Last year, Activision Blizzard saw success in the courts, with EngineOwning – arguably the most prolific cheat provider in gaming – being ordered to pay a whopping $3 million in damages. This case concerned both Overwatch and Call of Duty, but it wasn’t the end of the debacle as AB refused to relent.

Now, a judge has ruled that EngineOwning owes Activision Blizzard around $15 million in damages and legal fees, based on the platform’s constant (successful) attempts to circumvent AB’s anti-cheat systems. Not only that but the court also ruled that the EngineOwning domain must be surrendered to Activision Blizzard.

Crime Doesn’t Pay

In this lengthy fight between EngineOwning and Activision Blizzard, thousands of gamers were named and revealed as having used EngineOwning’s cheat software. This included a slew of content creators who were effectively besmirched by the lawsuit – and their malicious activities.

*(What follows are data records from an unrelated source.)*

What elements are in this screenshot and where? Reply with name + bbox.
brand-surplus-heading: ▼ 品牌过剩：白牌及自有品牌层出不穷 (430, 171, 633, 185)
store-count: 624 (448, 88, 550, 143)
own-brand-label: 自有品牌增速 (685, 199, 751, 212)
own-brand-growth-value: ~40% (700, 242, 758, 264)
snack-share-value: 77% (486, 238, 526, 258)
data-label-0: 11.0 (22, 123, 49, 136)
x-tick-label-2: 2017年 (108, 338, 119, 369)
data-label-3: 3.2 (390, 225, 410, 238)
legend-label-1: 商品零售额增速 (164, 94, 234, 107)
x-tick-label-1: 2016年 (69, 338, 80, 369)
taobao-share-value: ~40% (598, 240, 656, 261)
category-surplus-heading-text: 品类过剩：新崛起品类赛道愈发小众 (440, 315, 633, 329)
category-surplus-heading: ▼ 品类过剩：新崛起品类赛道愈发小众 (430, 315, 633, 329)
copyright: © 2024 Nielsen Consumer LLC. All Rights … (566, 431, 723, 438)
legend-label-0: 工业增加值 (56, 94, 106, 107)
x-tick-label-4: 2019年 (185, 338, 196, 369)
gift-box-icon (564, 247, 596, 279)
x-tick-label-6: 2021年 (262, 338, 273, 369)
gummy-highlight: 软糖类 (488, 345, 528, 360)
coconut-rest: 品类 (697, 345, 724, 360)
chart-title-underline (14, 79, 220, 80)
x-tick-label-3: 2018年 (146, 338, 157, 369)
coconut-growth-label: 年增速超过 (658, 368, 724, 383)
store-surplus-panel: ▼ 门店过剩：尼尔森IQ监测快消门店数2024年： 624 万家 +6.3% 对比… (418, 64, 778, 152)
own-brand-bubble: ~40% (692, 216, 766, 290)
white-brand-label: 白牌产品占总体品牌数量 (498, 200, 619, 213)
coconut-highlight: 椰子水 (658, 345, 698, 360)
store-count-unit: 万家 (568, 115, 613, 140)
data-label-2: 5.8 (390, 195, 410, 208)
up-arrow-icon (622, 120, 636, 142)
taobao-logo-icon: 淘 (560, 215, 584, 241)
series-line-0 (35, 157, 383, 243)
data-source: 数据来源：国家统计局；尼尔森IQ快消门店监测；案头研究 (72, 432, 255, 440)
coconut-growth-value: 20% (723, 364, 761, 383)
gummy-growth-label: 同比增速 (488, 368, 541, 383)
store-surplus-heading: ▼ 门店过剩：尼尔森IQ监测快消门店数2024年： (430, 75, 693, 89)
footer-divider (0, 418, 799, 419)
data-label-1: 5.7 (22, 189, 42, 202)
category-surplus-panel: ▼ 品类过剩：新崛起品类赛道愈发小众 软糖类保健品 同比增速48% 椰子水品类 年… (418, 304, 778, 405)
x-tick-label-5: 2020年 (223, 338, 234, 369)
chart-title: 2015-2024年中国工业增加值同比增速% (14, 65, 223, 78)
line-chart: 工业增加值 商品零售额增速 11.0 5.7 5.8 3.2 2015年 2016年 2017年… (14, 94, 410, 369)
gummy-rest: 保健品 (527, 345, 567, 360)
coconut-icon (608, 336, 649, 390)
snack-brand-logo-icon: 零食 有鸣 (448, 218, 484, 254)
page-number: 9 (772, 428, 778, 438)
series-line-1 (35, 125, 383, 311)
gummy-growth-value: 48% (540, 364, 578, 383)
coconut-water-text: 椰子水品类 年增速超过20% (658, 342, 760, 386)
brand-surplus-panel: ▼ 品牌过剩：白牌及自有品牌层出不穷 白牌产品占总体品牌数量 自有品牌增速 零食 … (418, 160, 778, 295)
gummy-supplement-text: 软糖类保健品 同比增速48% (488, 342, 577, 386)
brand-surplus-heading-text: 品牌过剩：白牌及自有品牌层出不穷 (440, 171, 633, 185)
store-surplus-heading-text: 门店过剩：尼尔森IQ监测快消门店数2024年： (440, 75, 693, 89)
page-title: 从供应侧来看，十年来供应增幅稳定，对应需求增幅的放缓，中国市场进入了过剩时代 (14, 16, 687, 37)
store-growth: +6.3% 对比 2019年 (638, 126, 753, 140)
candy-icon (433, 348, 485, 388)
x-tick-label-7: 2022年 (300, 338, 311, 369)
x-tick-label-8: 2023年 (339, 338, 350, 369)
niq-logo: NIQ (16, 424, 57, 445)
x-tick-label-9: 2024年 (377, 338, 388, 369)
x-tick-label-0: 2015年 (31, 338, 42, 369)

It was claimed in the final documentation from the court case that, in the United States, EngineOwning’s software was downloaded 72,328 times. The court therefore found it ‘reasonable’ that AB sought such a high sum in damages. It was later revealed that attorney fees alone amounted to $292,912.

For years, EngineOwning has provided cheat solutions for Call of Duty, Counter-Strike, Battlefield, and Titanfall – amongst other games. The company also offered a hardware ID spoofer, which circumvents one of the core functions of anti-cheat software, particularly the high-end solutions that can enact ‘hardware bans’ against cheaters.

Ultimately, this won’t do much to slow down these malicious operators, as the video game cheating market is like a multi-headed hydra – but it’s certainly a solid blow.